Actually, although all the participants who took NR in the NADPARK study showed metabolic improvements, only about two-thirds of the test group specifically had their brain NAD levels elevated after taking NR. But it was in that two-thirds that the mild-but-significant clinical improvements were noted, in both the cognitive and motor portions of the Parkinson's disease rating scale, which strengthened the inference of a causal connection between NR and the clinical gains.
But the primary findings were that oral NR does increase NAD in the human brain, and the treatment is safe and potentially neuroprotective -- promising enough to warrant further study.
Based on this positive result, these researchers are moving forward fast. They have already begun a much larger Phase 2 trial. The Phase 2 study, called the "NOPARK" study will follow 400 patients for 52 weeks to determine the efficacy of NAD replenishment therapy by oral NR in delaying the progression of Parkinson's disease. This study will tell us whether NR has a neuroprotective effect in Parkinson's disease, or not. But the study won't be complete before the end of 2024.
The researchers are also attempting to determine the optimal dose of NR. Both the NADPARK and NOPARK studies used 1,000 mg. But a separate phase 2 clinical study called "N-DOSE" will compare 1,000 mg, 2,000 mg, and 3,000 mg across 80 participants for 90 days. A separate clinical test determined the safety of a 3,000 mg dose.
Beyond Parkinson's, this research team is also reportedly hoping to begin in 2023 to clinically test NAD replenishment in the context of another disease similar to Parkinson's, but more rare and much worse, called Progressive Supranuclear Palsy or PSP. Actor Dudley Moore died of complications related to PSP, and singer Linda Ronstadt was diagnosed with it.
Another group is also clinically testing NAD replenishment for Parkinson's disease. In a pre-print published in 2021, researchers testing a cocktail of metabolic activators that also included 1,000 mg of nicotinamide riboside (the other ingredients were L-serine, L-carnitine, and NAC), reported the completion of an 84-day Phase 2 study, showing significant improvement in cognitive but not motor scores among individuals with Parkinson's disease.
Although that Parkinson's study does not appear yet to be finally published in a peer-reviewed journal, another Phase 2 test with the same metabolic cocktail including NR, but for Alzheimer's disease instead of Parkinson's, showed promising results and was published in Translational Neurodegeneration in January, 2023.

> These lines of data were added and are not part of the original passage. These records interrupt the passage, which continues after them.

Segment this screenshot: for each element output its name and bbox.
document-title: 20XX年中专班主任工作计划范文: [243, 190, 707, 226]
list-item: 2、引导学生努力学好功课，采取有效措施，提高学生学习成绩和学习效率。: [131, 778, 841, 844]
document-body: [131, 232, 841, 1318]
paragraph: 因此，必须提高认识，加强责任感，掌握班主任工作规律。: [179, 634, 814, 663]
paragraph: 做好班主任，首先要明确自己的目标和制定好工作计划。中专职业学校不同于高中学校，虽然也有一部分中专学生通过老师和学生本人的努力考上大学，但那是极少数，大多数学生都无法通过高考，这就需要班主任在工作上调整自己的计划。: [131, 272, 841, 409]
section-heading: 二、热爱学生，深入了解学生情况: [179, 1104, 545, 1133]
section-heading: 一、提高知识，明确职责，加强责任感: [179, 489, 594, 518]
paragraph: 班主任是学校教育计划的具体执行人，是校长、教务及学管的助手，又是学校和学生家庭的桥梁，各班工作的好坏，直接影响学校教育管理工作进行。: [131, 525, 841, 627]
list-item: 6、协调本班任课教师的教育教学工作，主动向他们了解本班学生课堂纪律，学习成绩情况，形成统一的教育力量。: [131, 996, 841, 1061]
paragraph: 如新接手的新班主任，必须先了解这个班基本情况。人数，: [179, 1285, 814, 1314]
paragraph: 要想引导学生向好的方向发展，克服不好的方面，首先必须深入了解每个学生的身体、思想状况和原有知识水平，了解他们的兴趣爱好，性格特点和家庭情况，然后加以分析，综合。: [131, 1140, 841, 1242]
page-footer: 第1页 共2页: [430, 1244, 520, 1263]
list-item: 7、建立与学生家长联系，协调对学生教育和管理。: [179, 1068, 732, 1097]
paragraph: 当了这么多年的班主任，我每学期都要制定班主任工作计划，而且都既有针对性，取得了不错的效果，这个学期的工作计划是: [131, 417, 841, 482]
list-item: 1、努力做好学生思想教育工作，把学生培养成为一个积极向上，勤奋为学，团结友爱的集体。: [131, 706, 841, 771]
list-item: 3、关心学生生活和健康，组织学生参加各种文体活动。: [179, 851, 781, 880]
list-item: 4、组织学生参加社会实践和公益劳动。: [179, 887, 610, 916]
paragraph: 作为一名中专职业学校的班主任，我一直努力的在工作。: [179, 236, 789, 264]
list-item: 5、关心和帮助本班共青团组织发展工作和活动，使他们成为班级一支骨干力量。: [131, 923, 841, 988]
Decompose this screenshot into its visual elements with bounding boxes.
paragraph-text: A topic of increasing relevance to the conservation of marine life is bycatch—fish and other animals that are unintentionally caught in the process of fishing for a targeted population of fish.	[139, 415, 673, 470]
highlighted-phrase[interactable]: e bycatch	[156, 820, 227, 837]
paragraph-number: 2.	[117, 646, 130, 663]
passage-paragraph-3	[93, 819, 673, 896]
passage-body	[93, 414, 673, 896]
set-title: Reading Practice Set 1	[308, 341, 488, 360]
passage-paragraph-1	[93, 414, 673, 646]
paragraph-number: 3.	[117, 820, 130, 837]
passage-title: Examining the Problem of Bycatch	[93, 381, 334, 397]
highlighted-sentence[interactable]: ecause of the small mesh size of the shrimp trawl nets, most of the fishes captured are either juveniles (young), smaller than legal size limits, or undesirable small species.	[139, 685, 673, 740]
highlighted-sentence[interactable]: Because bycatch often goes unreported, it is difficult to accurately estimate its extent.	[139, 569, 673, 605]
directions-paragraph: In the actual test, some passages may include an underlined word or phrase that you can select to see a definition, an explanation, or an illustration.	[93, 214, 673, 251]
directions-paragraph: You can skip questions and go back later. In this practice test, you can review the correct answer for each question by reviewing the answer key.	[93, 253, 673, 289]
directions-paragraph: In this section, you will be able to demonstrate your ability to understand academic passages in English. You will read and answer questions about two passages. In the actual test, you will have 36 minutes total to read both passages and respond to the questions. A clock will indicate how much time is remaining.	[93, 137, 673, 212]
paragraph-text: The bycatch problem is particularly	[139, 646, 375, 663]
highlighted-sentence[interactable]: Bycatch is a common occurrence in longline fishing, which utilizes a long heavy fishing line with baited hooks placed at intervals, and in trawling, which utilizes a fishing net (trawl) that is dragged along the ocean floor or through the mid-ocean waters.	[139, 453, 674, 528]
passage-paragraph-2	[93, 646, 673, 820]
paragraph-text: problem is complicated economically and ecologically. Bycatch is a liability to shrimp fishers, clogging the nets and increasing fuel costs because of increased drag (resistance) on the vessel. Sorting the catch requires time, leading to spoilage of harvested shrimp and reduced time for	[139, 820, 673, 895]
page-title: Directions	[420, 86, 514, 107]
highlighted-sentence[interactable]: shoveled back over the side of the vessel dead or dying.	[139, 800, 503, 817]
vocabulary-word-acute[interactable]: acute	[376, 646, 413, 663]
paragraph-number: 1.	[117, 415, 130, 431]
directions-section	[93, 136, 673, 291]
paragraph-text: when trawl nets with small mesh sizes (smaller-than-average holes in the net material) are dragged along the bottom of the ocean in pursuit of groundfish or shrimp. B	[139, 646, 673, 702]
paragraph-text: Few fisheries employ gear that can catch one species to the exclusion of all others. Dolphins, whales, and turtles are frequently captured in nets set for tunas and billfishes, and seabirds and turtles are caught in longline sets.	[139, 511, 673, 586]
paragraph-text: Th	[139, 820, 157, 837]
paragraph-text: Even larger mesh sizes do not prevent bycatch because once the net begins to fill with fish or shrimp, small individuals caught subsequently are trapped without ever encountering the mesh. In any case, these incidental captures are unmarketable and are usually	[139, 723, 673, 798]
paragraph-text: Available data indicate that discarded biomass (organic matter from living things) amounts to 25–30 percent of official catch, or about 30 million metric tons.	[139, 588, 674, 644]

Another clinical trial testing the effect of niacin on Parkinson's disease for one year had somewhat mixed results, with some clinical measures improving, others steady or declining, which might or might not have been a benefit of the vitamin. This could sound a note of caution, but niacin also might not have reasonably been expected to work very well for this purpose, because unlike NR, niacin relies on the Preiss-Handler pathway to replenish NAD, and that pathway is not well-expressed in neurons, and therefore not in the brain.
It's still early innings. The animal models look good, and the early clinical results are promising. But we won't be able to have proper confidence until we see the results of much larger human trials. Happily, the Phase 2 NOPARK trial is already underway, and it will involve 10x+ more participants than NADPARK, and watch them for 10x+ longer.
Alas, we will likely have to wait at least two more years for the results.